Cada mediodía salíamos del colegio corriendo. Y no porque tuviéramos hambre, que también, es que habíamos quedado. Mi madre preparaba la comida y nosotros, mientras robábamos un cachín de pan o metíamos la furtiva mano en algún paquete de cualquier cosa recién traída del súper, encendíamos la tele. Y allí la pillábamos siempre, embadurnada de harina. Elena Santonja nos mantenía pegados a la pantalla mientras freía un huevo, revolvía unas migas o guisaba un pedazo de carne. Nos gustaba verla machacar ajos en su mortero, echar un chorro de vino a todo, meter las manos en la masa y en lo que no era masa. Elena Santonja entró literalmente en nuestra casa, como en tantas miles de casas. Ella, sin saberlo, fue la culpable de algún incendio casero controlado, de algún bizcocho que jamás subió, de más de uno y de dos experimentos de mezclas imposibles (e incomibles) que mi hermano y yo hacíamos a la mínima oportunidad, en cuanto nos dejaban solos.
Nosotros, como tantos miles de niños de la difunta EGB, aprendimos a cocinar (o algo así) con aquella fiesta diaria que era Elena Santonja cuando se ponía delante de una cámara. Y de paso, casi sin enterarnos, cocinamos con Fernando Fernán Gómez, con Amparo Rivelles y con Sara Montiel. Cocinamos con aquel tipo con pelo cardado que nos hacía tantísima gracia y que después resultó ser un tal Pedro Almodóvar. Cocinamos, antes de saber siquiera quien era, con el mismísimo Torrente Ballester. Y cantamos, naturalmente y a todo pulmón, con las Vainica Doble y con Sabina. Y nos enteramos, mal que bien, de lo que era el cochifrito, en el que ya nunca más volvimos a poder pensar sin encadenarlo con «caldereta, migas con chocolate, cebolleta en vinagreta, morteruelo, lacon con grelos, bacalao al pil-pil y un poquito perejil».
Siento que le debo a Elena Santonja un montón de cosas sin haberla conocido nunca pese a que, muchos años después de todo aquello, hablamos alguna vez por teléfono.

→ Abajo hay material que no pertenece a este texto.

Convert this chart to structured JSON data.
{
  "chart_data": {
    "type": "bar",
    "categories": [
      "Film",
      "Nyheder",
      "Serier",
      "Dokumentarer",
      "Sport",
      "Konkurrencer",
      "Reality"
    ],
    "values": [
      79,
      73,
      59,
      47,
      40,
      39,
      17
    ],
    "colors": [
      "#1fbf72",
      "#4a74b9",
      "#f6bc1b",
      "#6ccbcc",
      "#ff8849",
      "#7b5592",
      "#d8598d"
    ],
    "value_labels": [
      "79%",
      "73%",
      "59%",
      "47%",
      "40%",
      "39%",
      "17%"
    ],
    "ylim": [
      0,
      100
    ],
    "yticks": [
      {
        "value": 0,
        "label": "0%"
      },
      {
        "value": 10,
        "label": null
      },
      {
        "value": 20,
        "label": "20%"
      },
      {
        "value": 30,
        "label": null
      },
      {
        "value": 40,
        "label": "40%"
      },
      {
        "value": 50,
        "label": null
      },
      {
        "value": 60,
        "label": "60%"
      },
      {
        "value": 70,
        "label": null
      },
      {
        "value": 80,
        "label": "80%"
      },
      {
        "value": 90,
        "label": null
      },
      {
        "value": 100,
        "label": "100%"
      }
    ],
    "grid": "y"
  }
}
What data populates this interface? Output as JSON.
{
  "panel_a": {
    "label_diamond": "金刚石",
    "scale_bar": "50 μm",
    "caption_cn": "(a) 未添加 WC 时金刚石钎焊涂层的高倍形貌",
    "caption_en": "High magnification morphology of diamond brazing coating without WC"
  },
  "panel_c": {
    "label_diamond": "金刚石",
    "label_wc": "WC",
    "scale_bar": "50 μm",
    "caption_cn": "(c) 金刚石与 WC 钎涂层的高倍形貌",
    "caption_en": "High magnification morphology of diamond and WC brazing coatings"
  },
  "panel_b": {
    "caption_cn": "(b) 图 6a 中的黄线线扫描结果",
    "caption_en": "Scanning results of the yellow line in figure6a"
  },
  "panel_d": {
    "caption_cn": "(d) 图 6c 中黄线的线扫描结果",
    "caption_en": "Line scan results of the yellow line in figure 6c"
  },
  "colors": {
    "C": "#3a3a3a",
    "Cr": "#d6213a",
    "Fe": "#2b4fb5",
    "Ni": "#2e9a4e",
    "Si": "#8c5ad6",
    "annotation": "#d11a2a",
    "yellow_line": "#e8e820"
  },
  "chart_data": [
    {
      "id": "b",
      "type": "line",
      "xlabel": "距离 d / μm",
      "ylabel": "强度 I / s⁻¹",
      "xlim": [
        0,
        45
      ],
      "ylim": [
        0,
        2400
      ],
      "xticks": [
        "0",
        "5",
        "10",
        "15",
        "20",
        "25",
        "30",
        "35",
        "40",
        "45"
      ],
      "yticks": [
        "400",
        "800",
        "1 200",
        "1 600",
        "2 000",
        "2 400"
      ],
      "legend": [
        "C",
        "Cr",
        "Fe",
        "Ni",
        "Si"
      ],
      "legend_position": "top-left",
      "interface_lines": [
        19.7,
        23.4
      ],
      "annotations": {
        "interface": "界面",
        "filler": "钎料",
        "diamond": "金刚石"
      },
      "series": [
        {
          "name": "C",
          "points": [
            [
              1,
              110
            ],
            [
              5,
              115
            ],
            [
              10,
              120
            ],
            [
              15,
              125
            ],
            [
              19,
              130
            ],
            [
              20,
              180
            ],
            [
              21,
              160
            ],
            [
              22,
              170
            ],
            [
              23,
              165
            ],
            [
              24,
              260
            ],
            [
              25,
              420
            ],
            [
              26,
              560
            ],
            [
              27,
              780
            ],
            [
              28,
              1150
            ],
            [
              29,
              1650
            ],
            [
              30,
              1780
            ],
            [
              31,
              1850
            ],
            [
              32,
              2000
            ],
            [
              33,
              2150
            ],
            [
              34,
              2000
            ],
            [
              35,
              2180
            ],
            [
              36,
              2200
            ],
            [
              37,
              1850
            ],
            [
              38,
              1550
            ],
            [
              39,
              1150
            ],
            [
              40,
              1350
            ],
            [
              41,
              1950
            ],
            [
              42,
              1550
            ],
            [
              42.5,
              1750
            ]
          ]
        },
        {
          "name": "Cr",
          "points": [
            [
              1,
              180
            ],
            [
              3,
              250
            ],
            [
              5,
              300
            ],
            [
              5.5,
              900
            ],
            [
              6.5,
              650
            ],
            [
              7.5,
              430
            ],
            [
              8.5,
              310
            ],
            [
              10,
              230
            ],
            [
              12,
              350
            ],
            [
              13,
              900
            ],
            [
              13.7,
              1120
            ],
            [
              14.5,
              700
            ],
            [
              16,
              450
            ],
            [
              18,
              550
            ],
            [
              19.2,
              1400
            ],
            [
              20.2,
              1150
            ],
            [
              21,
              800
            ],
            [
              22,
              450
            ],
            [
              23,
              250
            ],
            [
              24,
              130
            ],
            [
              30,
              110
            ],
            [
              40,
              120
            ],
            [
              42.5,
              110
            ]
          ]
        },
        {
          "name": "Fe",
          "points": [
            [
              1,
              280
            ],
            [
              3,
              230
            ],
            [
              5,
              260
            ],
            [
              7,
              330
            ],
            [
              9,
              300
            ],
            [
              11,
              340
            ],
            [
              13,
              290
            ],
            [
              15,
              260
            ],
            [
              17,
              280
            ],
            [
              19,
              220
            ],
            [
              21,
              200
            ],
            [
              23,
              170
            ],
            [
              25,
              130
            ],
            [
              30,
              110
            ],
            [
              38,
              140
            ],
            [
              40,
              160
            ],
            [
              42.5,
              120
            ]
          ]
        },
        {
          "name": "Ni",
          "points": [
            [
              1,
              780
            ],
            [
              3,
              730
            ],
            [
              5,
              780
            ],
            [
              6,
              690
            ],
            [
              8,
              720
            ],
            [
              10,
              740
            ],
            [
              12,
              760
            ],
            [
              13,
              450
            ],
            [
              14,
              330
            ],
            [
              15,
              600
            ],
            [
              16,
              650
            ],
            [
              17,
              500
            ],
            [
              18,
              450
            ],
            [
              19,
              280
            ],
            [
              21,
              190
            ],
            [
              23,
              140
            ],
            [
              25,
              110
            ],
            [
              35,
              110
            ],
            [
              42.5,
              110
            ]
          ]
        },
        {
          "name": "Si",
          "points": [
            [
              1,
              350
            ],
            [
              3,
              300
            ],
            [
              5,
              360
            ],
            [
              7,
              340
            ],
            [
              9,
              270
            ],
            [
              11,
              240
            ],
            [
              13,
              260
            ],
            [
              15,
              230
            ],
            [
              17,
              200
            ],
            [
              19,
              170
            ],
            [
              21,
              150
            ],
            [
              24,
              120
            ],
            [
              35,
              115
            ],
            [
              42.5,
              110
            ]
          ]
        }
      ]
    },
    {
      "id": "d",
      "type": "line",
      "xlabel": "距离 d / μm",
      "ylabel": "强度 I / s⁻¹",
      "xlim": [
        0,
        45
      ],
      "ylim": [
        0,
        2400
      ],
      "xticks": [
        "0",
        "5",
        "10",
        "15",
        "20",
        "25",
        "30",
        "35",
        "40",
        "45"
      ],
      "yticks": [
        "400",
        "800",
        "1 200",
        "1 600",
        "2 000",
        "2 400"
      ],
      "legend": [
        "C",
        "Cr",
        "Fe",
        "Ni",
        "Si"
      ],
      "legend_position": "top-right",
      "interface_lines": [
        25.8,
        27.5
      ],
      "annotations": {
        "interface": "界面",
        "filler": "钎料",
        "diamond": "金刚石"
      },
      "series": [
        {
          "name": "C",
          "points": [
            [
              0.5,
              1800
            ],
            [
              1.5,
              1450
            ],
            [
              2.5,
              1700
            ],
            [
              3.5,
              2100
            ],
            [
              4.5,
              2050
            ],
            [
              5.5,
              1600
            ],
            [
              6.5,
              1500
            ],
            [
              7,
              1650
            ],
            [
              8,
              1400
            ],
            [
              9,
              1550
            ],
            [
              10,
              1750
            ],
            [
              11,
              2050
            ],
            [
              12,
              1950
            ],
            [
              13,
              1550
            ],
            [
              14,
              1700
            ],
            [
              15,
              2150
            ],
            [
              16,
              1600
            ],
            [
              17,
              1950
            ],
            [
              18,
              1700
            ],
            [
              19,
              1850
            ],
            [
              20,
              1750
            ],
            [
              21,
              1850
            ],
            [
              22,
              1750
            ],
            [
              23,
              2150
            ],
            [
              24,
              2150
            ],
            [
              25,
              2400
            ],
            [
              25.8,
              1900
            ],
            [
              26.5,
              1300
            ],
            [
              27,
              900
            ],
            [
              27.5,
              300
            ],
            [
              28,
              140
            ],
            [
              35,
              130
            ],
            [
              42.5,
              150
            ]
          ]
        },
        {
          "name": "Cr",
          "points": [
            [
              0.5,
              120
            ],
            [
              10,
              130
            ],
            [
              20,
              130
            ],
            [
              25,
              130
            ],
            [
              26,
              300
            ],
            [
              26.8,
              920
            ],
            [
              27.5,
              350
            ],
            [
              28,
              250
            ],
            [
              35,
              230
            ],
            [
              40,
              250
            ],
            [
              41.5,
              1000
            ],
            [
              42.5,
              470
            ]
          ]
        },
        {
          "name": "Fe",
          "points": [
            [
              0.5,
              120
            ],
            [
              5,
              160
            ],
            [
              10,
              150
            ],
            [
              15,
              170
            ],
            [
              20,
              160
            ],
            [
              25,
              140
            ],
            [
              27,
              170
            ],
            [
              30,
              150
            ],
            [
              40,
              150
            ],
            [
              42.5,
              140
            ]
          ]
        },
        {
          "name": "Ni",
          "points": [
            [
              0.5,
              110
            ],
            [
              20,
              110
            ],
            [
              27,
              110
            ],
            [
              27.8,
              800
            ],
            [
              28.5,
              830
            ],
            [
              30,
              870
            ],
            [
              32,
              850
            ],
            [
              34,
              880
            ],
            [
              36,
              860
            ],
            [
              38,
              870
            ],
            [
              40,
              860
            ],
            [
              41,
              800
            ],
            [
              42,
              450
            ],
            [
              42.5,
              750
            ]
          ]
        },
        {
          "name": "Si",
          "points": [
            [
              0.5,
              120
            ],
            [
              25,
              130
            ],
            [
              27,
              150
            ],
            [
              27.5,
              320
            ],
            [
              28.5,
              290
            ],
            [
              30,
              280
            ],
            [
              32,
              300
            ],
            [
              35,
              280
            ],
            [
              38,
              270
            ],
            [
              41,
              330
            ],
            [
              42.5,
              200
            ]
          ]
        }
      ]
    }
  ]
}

Yo llamaba a su casa preguntando por su marido, Jaime de Armiñán, que, además de una de las leyendas de nuestro cine, escribe en este periódico. Todas las veces que ella descolgó al otro lado, siempre amable, siempre cariñosa, pensé en decirle que, durante años, salí corriendo del colegio para verla. Nunca lo hice. Supongo que me daba algo parecido a vergüenza. Y ahora ya no puedo. Así que, aunque llegue tarde, un millón de gracias, querida Elena. Por si sirviera de algo.